I gave her a home in a new pot, a fine terra cotta one, large enough for her to stretch and put down roots. I fed and sheltered her and she responded by growing and growing. Like the tree in Shel Silverstein’s book, The Giving Tree, Rosemary kept giving me fragrant sprigs for soups, stews, and grilling. I could almost see her quiver with joy as I snipped a tip here and there. She’d often produce new sprigs and I’d smile.
Fall came in all its vibrancy and frosted mornings. Rosemary stood chilled in her home in the middle of the old wagon wheel herb garden. I brought her in to warm her, but it was too late. My ignorance and the chill of autumn brought about her demise. That winter, I was without Rosemary.

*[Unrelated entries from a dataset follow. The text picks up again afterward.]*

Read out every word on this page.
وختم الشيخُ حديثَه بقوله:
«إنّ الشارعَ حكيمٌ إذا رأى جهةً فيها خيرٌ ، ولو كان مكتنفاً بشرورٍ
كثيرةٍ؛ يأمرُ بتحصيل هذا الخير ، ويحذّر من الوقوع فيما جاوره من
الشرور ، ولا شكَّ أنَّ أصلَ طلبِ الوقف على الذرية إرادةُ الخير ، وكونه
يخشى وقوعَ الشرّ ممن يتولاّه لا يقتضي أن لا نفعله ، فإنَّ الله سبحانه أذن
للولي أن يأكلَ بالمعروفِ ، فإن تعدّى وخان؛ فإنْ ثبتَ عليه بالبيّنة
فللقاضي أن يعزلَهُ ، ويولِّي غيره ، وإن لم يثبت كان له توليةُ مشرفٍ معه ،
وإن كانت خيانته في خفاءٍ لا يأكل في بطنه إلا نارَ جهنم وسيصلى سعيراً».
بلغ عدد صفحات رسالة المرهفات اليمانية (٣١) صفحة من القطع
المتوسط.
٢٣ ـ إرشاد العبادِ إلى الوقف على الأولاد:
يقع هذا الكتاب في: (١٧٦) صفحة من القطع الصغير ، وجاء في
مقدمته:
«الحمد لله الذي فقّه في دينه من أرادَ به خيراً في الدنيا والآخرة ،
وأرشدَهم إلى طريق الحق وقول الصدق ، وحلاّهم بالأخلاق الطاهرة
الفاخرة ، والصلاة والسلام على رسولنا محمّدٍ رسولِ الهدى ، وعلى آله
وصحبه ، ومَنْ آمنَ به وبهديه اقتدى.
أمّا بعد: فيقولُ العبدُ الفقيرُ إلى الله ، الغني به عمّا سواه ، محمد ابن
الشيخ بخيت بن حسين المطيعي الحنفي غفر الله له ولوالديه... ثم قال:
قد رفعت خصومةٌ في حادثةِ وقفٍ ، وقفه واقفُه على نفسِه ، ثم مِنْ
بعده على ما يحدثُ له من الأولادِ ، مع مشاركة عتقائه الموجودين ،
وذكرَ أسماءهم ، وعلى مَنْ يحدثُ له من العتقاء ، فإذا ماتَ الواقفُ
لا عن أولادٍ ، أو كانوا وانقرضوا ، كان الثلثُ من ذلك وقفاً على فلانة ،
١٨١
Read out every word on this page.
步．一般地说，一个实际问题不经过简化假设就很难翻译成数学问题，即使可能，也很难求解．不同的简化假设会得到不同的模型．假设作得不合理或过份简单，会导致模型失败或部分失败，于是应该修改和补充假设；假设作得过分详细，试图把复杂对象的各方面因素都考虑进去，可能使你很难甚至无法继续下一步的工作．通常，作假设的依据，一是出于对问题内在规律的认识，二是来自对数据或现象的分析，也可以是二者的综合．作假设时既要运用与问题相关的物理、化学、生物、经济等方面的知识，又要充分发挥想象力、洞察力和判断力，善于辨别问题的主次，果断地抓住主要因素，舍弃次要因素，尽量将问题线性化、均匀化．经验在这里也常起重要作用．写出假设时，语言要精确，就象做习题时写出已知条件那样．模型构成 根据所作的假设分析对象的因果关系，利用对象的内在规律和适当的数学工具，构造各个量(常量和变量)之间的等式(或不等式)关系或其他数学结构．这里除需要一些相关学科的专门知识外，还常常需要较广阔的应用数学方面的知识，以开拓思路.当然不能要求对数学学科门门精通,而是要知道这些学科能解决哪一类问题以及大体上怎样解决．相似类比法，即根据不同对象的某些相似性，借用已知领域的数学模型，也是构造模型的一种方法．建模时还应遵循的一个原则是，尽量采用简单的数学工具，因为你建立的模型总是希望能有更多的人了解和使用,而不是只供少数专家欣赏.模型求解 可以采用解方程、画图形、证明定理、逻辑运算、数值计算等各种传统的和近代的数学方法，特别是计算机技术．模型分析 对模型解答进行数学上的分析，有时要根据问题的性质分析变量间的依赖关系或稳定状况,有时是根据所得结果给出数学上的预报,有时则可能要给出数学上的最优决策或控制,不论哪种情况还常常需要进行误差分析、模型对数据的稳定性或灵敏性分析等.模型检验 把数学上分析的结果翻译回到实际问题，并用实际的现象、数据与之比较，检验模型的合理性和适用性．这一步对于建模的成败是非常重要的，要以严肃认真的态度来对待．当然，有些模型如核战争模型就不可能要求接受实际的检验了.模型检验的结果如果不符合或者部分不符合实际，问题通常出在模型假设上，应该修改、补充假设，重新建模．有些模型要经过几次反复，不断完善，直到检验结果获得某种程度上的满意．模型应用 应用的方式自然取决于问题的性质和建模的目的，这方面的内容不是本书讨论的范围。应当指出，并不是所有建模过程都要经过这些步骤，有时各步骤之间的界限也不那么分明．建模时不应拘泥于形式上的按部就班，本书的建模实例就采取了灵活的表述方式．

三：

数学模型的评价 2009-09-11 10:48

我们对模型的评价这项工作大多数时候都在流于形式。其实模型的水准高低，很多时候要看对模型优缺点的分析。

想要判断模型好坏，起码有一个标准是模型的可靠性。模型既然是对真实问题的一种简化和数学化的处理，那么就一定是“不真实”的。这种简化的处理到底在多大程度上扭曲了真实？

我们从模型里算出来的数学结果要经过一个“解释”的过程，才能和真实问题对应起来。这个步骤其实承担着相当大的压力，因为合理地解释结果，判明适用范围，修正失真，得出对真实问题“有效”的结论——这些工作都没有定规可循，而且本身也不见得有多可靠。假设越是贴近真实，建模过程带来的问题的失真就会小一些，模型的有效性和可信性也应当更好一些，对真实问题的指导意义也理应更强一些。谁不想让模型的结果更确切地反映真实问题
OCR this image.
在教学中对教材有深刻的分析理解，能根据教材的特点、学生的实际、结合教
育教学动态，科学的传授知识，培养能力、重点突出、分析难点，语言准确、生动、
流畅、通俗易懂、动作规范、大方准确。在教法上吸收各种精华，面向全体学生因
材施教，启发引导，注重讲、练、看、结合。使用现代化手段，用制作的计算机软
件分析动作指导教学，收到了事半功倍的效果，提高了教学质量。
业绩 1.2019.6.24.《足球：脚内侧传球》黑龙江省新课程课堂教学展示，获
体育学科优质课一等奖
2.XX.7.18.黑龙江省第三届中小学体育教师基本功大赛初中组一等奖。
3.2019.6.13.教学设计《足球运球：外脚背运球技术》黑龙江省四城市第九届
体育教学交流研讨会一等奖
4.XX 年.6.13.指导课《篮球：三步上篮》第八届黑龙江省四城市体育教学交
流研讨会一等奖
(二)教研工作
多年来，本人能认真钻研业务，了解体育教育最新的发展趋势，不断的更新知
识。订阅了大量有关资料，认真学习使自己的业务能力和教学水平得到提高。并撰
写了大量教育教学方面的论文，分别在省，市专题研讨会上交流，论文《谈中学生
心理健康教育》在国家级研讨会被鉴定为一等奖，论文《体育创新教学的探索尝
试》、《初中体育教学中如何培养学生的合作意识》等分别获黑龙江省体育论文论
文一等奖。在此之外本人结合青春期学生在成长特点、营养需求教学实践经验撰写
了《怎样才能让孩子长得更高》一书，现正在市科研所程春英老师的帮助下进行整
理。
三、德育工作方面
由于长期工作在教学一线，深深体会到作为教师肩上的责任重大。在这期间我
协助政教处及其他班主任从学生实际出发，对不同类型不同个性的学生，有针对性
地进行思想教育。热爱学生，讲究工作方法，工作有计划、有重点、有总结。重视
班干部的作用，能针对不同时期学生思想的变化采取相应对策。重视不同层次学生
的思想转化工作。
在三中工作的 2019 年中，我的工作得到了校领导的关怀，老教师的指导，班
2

Spring dawns anew and back I went to my favorite shop and found a more grown-up Rosemary enticing me with her piney fragrance. She flourished inside a huge terra cotta pot, anxious to fill the curved bottom. Again, the always-giving Rosemary showered me with sprigs for the kitchen, sprigs for bouquets, and filling my world with the remembrance of all things green and growing. Before leaves turned red, gold, and orange, Rosemary relocated inside the shop. She had grown to massive proportions during the summer and looked like a shrub perched on a large pot.
One day in December, gentle Rosemary gave up her long, needled stems to me. I gathered the bouquet in my hand tying a pink satin ribbon around the stems. I grasped the Rosemary bouquet tightly in my hand as I listened to the soothing words that told of quilts made, children loved, and a husband left behind to carry on. My daughter tenderly placed the beribboned rosemary bouquet next to my mom as I whispered a final good-bye. Rosemary, the herb of rembrance, was my mother’s favorite herb.
Throughout the years, Rosemary took the form of standards, triangular trees reminiscent of Christmas, and potted plants of all sizes. Until life took a turn and Rosemary was relegated to the dusty cobwebs of a former life.
The spring of 2009, I brought home Rosemary, once again. She grew outside all summer, content in her new clay pot. She grew taller and more beautiful. Fall came and it was time to bring in my darling of the plant world. At first, she dropped her needles, missing the sunshine that warmed her from the tips of her roots to the end of the top most tip. The memories of summer kept her fighting, reaching for the light, until one day there it was…new growth on the tip-toppiest sprig. Rosemary cradles babies up and down her branches, delicate green promises growing in the winter sun that shines through the window. And the lady was happy.